Command Line Interface (CLI)
Download and parse news articles.
usage: python -m newspaper [-h]
(--url URL | --urls-from-file URLS_FROM_FILE | --urls-from-stdin)
[--html-from-file HTML_FROM_FILE]
[--language LANGUAGE]
[--output-format {csv,json,text}]
[--output-file OUTPUT_FILE]
[--read-more-link READ_MORE_LINK]
[--skip-fetch-images] [--follow-meta-refresh]
[--browser-user-agent BROWSER_USER_AGENT]
[--proxy PROXY] [--request-timeout REQUEST_TIMEOUT]

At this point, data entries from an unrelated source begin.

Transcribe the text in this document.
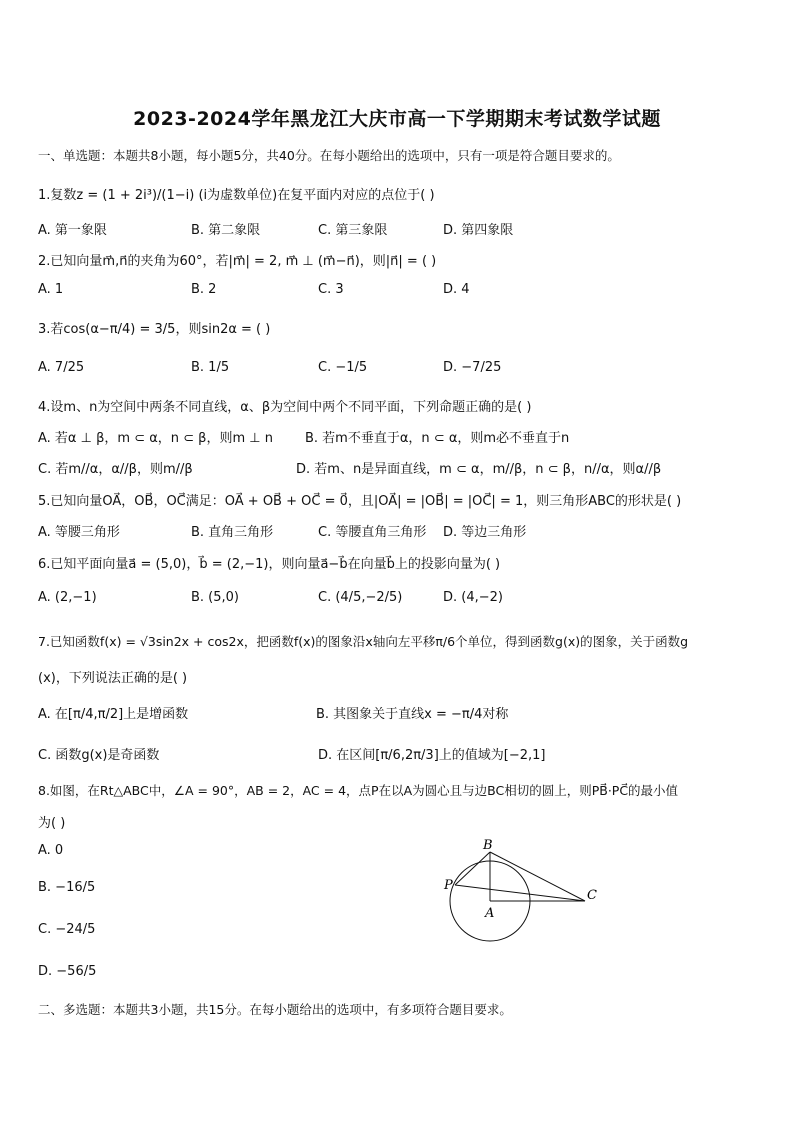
2023-2024学年黑龙江大庆市高一下学期期末考试数学试题
一、单选题：本题共8小题，每小题5分，共40分。在每小题给出的选项中，只有一项是符合题目要求的。
1.复数z = (1 + 2i³)/(1−i) (i为虚数单位)在复平面内对应的点位于( )
A. 第一象限	B. 第二象限	C. 第三象限	D. 第四象限
2.已知向量m⃗,n⃗的夹角为60°，若|m⃗| = 2, m⃗ ⊥ (m⃗−n⃗)，则|n⃗| = ( )
A. 1	B. 2	C. 3	D. 4
3.若cos(α−π/4) = 3/5，则sin2α = ( )
A. 7/25	B. 1/5	C. −1/5	D. −7/25
4.设m、n为空间中两条不同直线，α、β为空间中两个不同平面，下列命题正确的是( )
A. 若α ⊥ β，m ⊂ α，n ⊂ β，则m ⊥ n B. 若m不垂直于α，n ⊂ α，则m必不垂直于n
C. 若m//α，α//β，则m//β	D. 若m、n是异面直线，m ⊂ α，m//β，n ⊂ β，n//α，则α//β
5.已知向量OA⃗，OB⃗，OC⃗满足：OA⃗ + OB⃗ + OC⃗ = 0⃗，且|OA⃗| = |OB⃗| = |OC⃗| = 1，则三角形ABC的形状是( )
A. 等腰三角形	B. 直角三角形	C. 等腰直角三角形 D. 等边三角形
6.已知平面向量a⃗ = (5,0)，b⃗ = (2,−1)，则向量a⃗−b⃗在向量b⃗上的投影向量为( )
A. (2,−1)	B. (5,0)	C. (4/5,−2/5)	D. (4,−2)
7.已知函数f(x) = √3sin2x + cos2x，把函数f(x)的图象沿x轴向左平移π/6个单位，得到函数g(x)的图象，关于函数g
(x)，下列说法正确的是( )
A. 在[π/4,π/2]上是增函数	B. 其图象关于直线x = −π/4对称
C. 函数g(x)是奇函数	D. 在区间[π/6,2π/3]上的值域为[−2,1]
8.如图，在Rt△ABC中，∠A = 90°，AB = 2，AC = 4，点P在以A为圆心且与边BC相切的圆上，则PB⃗·PC⃗的最小值
为( )
A. 0
B. −16/5
C. −24/5
D. −56/5
B
P
A
C
二、多选题：本题共3小题，共15分。在每小题给出的选项中，有多项符合题目要求。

[--cookies COOKIES] [--skip-ssl-verify]
[--max-nr-keywords MAX_NR_KEYWORDS] [--skip-nlp]
Named Arguments
- --url, -u
The URL of the article to download and parse.
- --urls-from-file, -uf
The file containing the URLs of the articles to download and parse.
- --urls-from-stdin, -us
Read URLs from stdin.
Default: False
- --html-from-file, -hf
The HTML file to parse. This will not download the article, it will parse the HTML file directly.
- --language, -l
The language of the article to download and parse.
Default: “en”
- --output-format, -of
Possible choices: csv, json, text
The output format of the parsed article.
Default: “json”
- --output-file, -o
The file to write the parsed article to.
- --read-more-link
A xpath selector for the link to the full article for the case where the article is only a summary, and you need to press “read-more” to read the full text.
- --skip-fetch-images
Whether to skip fetching images when identifying the top image. This option speeds up parsing, but can lead to erroneous top image identification.
Default: False
- --follow-meta-refresh
Whether to follow meta refresh links when downloading the article.
Default: False
- --browser-user-agent, -ua
The user agent string to use when downloading the article.
- --proxy
The proxy to use when downloading the article. The format is: http://<proxy_host>:<proxy_port> e.g.: http://10.10.1.1:8080
- --request-timeout
The timeout to use when downloading the article.
Default: 7
- --cookies
The cookies to use when downloading the article. The format is: cookie1=value1; cookie2=value2; …
- --skip-ssl-verify
Whether to skip the certificate verification for the article URL
Default: False
- --max-nr-keywords
The maximum number of keywords to extract from the article.
Default: 10
- --skip-nlp
Whether to skip the NLP step.
Default: False
Examples
For instance, you can download an article from cnn and save it as a json file:
python -m newspaper --url=https://edition.cnn.com/2023/11/16/politics/ethics-committee-releases-santos-report/index.html --output-format=json --output-file=cli_cnn_article.json
Or use a list of urls from a text file (one url on each line), and store all results as a csv:
python -m newspaper --urls-from-file=url_list.txt --output-format=csv --output-file=articles.csv
You can also use pipe redirection to read urls from stdin:
grep "cnn" huge_url_list.txt | python -m newspaper --urls-from-stdin --output-format=csv --output-file=articles.csv
To read the content of a local html file, use the –html-from-file option:
python -m newspaper --url=https://edition.cnn.com/2023/11/16/politics/ethics-committee-releases-santos-report/index.html --html-from-file=/home/user/myfile.html --output-format=json
Files can be read as file:// urls. If you want to preserver the original webpage url, use the previous example with –html-from-file :
python -m newspaper --url=file:///home/user/myfile.html --output-format=json
will print out the json representation of the article, for the html file stored in /home/user/myfile.html.